An apparent breakthrough came in 1996, when the Ramos government and the Organization of Islamic Conference convinced the Moro National Liberation Front (MNLF) to accept an offer to govern an expanded ARMM, and head a special coordinating body for the development of Mindanao, called the Southern Philippines Council for Peace and Development or SPCPD.
While the agreement was prematurely described by some as the end of the Moro conflict in the southern Philippines, MNLF Chairman Nur Misuari had to stamp out flames of discontent in his own backyard. One senior MNLF negotiator reveals that on the eve of the signing of the 1996 MNLF peace agreement, Misuari was weeping and having second thoughts. Misuari’s commanders had confronted him with a simple question: after almost three decades of fighting for independence for Muslim Mindanao, would the MNLF settle for a “coordinating body” and a barely working regional bureaucracy?
In the end, the negotiator says, OIC representatives prevailed upon Misuari to sign on the dotted line, or lose the backing of the influential organization.

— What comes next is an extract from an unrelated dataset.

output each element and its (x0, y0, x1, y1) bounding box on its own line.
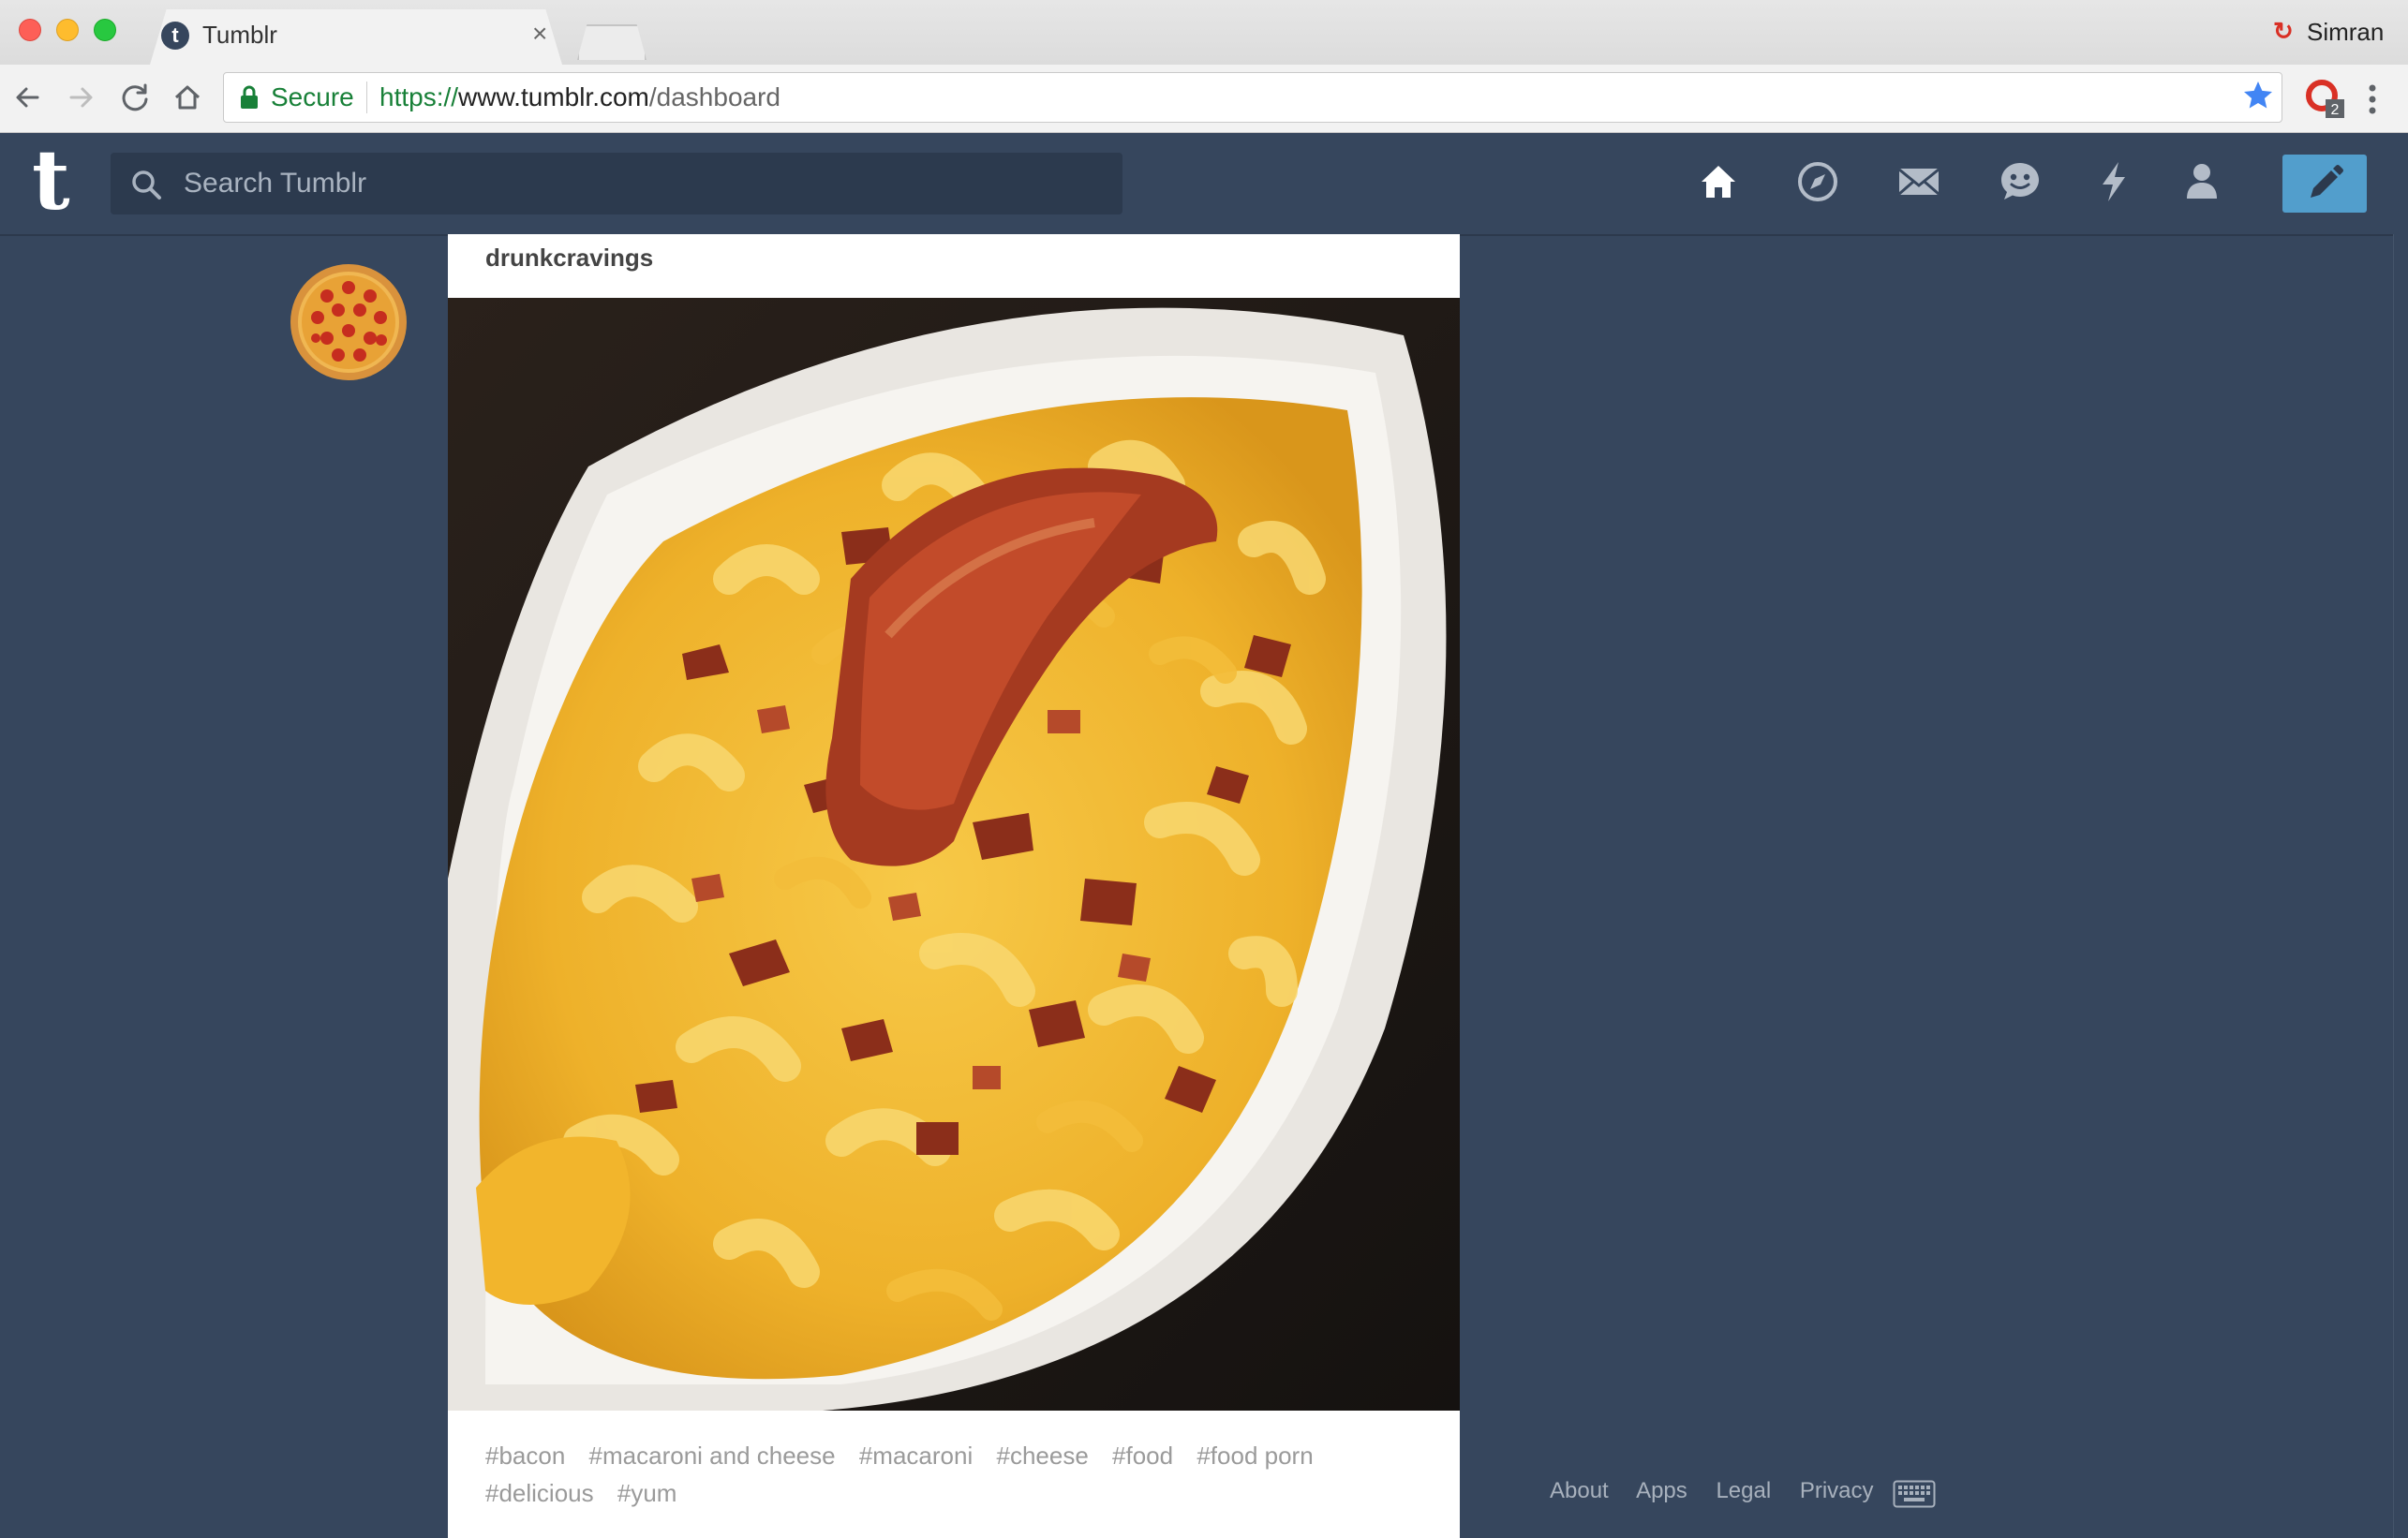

The MNLF-Manila honeymoon would not last long; by 2001, then-President Joseph Estrada had thrown Misuari in jail for rebellion, and the MNLF had lost control over ARMM. Sixteen years later, the MNLF still insists that the national government had not yet fulfilled its promises under the 1996 peace agreement. In fact, Misuari is now complaining that the framework deal with the MILF has effectively left the MNLF out in the cold.
Under the framework established by the Philippine government and the MILF in Kuala Lumpur last week, both parties agreed that the Autonomous Region in Muslim Mindanao (ARMM) is a “failed experiment” that needs to be replaced with an entirely different formula.
The new entity to take the place of the ARMM is to be called Bangsamoro. The new entity, controversially, is to be ministerial in nature, and asymmetric to the rest of the local government units around it.
By ministerial, the negotiators envision a new autonomous region that would have a completely different setup from one that most Filipinos have gotten used to after a century of using the Presidential-executive system. This means that the chief minister of the region would not be elected by the voters as a whole; instead he would be chosen by the regional legislators who are in turn elected by their constituents. This is quite similar to the parliamentary system used in countries like the United Kingdom.
In that sense, the Bangsamoro would by asymmetrical in relation to the other local government units that continue to exist under the chief executive system.
The MILF argument is simple: the unitary form of government has failed Mindanao in the past, and it will continue to fail so long as power is overly centralized in Manila. The solution, the MILF says, is real devolution of powers, and real autonomy. The proposed solution however may yet prove to be among the stickiest issues to be tackled in future negotiations, as there are questions as to whether this would need amendments to the 1987 Constitution, as envisioned by the MILF.









1 Response to ‘Today is just the beginning
of a long process’
jake ramirez
October 20th, 2012 at 12:28 am
Am I the lone voice of dissent regarding this treachery against the republic? Are we now allowing a bunch of armed thugs dictate national policy by giving them their own “kingdom”? The conflict in the south has never been about religion or ideology but of power and money. This “soft starter” as they put it will end up to be a very hard pill to swallow for the country in the future. The cessation of the Bangsa Moro from the Philippines will be the ultimate conclusion of this exercise in treason.